Нам нечего было сказать друг другу, и я чувствовал, что нам никогда и не нужно будет больше ни о чем говорить.

Мне было более чем достаточно и того, что я могу здесь стоять и слушать, как он нескончаемо и обильно орошает землю.

Ибо когда свинья уже разрешилась первым и Кальман выбегал из хлева, а я, шагнув в сторону, высоко поднял лампу, то на мгновение глаза наши встретились и взгляды, хотя мы с ним двигались в разные стороны, остановились от одинаковости ощущения счастья, и это мгновение продолжалось так долго и было настолько насыщенным, что реальное время как бы вытекло из него, и все, что скопилось в нас за время борьбы, могло вырваться только через эту общность; лампа осветила его безумную ухмылку, наши лица сошлись совсем близко, глаза его заслонила ухмылка, только рот и зубы, выступающие челюсти, спутанные волосы на лбу, и когда лицо его неожиданно оказалось рядом, я понял, что это копия моего лица, ведь я ухмыляюсь с точно таким же алчным безумием, и казалось, что вырваться из этого застывающего мгновения ухмылки, прорваться к единению можно было, только бросившись друг другу в объятия.

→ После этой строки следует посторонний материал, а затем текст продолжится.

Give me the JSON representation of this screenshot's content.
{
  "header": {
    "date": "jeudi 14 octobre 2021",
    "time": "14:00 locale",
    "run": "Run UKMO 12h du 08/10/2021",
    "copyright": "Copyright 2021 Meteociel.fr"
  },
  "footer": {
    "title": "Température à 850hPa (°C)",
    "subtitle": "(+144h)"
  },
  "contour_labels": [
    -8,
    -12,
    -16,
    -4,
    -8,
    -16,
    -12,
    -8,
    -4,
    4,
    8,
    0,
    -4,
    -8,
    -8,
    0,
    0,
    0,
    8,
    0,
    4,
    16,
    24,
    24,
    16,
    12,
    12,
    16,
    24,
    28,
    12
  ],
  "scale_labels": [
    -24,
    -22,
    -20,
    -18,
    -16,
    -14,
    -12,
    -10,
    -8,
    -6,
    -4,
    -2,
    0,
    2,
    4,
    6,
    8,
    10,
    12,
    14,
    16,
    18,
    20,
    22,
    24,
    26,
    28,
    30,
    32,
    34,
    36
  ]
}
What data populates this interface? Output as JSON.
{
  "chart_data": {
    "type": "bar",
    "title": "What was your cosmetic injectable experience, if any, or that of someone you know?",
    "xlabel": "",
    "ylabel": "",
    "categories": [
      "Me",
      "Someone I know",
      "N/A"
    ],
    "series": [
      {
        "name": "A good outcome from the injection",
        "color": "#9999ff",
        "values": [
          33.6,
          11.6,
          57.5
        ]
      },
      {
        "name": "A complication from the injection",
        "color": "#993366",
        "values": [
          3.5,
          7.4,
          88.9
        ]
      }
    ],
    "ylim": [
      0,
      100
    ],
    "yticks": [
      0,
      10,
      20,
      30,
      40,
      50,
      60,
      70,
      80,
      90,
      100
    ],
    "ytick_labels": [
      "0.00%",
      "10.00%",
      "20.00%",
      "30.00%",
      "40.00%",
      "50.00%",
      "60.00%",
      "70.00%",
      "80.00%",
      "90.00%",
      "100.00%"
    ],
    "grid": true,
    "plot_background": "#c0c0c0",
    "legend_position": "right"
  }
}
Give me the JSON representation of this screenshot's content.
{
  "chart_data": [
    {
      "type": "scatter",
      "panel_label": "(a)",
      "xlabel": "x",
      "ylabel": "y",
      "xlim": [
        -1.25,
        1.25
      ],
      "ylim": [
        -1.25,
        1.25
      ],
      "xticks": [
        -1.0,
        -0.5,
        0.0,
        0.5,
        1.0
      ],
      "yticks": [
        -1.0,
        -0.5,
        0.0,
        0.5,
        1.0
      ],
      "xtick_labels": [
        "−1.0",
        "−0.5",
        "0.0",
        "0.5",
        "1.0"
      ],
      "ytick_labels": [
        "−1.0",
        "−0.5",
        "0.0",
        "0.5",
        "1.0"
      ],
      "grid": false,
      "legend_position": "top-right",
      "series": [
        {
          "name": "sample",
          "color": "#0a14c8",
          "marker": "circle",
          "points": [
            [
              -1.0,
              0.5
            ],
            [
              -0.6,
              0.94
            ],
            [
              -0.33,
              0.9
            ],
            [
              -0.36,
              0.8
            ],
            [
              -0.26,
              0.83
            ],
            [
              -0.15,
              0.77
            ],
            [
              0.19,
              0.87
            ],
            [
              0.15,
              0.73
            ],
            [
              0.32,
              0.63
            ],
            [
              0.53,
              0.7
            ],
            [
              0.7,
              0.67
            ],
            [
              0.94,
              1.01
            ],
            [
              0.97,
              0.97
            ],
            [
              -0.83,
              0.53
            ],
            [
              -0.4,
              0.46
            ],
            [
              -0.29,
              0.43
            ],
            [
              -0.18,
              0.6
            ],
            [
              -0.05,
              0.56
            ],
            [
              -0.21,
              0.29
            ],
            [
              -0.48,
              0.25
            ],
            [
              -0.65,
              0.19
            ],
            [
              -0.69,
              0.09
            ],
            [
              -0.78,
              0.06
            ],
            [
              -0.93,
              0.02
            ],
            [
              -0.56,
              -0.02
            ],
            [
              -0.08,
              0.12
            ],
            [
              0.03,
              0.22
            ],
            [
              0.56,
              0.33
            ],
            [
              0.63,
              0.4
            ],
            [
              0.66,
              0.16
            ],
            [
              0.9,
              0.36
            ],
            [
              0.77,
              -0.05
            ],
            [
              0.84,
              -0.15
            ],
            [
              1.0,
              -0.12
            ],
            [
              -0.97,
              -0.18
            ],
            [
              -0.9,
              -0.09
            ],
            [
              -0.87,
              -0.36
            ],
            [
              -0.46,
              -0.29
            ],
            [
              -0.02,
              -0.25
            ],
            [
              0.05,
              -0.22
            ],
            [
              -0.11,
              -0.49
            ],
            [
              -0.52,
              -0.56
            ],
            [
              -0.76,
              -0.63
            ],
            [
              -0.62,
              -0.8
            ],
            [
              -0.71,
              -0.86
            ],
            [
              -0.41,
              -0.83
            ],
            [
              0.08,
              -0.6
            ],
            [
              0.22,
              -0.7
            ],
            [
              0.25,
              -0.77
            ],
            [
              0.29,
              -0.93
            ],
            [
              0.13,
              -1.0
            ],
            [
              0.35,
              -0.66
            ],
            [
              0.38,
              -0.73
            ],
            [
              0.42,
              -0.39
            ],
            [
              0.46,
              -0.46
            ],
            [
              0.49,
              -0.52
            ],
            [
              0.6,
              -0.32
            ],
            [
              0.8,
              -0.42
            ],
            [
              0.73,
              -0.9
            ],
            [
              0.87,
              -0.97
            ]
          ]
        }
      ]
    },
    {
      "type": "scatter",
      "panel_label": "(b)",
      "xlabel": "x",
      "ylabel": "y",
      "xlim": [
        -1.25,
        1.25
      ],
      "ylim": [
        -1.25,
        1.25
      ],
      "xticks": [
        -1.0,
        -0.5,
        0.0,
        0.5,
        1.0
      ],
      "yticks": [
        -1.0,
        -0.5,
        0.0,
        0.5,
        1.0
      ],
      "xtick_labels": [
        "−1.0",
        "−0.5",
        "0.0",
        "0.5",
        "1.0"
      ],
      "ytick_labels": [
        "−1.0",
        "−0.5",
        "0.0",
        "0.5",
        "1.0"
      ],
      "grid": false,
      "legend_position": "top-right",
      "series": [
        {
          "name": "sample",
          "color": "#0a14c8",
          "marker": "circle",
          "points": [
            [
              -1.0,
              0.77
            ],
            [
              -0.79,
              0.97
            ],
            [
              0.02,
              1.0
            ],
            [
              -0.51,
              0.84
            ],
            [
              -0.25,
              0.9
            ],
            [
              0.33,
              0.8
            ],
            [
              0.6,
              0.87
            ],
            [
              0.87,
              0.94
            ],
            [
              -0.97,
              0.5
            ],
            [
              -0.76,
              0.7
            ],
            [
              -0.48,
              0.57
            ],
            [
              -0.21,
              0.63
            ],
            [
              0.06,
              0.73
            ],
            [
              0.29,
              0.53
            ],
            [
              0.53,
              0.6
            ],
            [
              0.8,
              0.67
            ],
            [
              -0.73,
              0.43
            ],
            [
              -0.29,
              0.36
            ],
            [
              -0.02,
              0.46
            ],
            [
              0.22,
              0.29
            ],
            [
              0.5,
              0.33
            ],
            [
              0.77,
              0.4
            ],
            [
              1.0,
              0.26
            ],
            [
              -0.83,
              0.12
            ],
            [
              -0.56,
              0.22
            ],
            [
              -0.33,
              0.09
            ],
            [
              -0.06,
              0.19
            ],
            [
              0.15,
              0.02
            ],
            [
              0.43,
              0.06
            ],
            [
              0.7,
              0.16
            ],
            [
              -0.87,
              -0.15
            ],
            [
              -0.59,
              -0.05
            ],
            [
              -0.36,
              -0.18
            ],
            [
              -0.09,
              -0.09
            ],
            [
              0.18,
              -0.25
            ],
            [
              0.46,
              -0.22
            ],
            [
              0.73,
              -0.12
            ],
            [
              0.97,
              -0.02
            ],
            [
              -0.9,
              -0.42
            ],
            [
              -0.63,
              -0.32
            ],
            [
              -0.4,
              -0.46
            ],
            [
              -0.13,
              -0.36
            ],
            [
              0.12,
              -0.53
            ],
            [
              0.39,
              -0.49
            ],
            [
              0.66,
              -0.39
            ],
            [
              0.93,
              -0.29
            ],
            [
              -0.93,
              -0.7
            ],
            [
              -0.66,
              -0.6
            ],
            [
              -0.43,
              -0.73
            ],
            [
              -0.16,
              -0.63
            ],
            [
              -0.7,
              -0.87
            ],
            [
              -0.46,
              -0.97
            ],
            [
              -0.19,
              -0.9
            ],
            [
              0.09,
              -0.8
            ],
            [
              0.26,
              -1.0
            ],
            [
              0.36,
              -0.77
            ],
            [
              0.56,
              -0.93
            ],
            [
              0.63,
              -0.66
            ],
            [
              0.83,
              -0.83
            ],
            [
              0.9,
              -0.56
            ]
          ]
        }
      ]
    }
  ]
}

Объяснившись друг другу в любви.

Но и этого было бы недостаточно для триумфа, сравнимого с победой свиньи.

Вместо этого мы взорвались словами.

Мы смеялись словами.

Я чуть стекло не разбил, сказал я, он у нее поперек лежал, сказал он, я спросил, а чего он так орал, я ни черта не понял, а он крикнул, что даже отец не смог бы справиться лучше, а я прокричал, что сперва я подумал, будто свинья больна… хорошо еще, что его пуповиной не задушило… а я не мог найти тряпку… а свинья-то какая умница оказалась, крикнул он.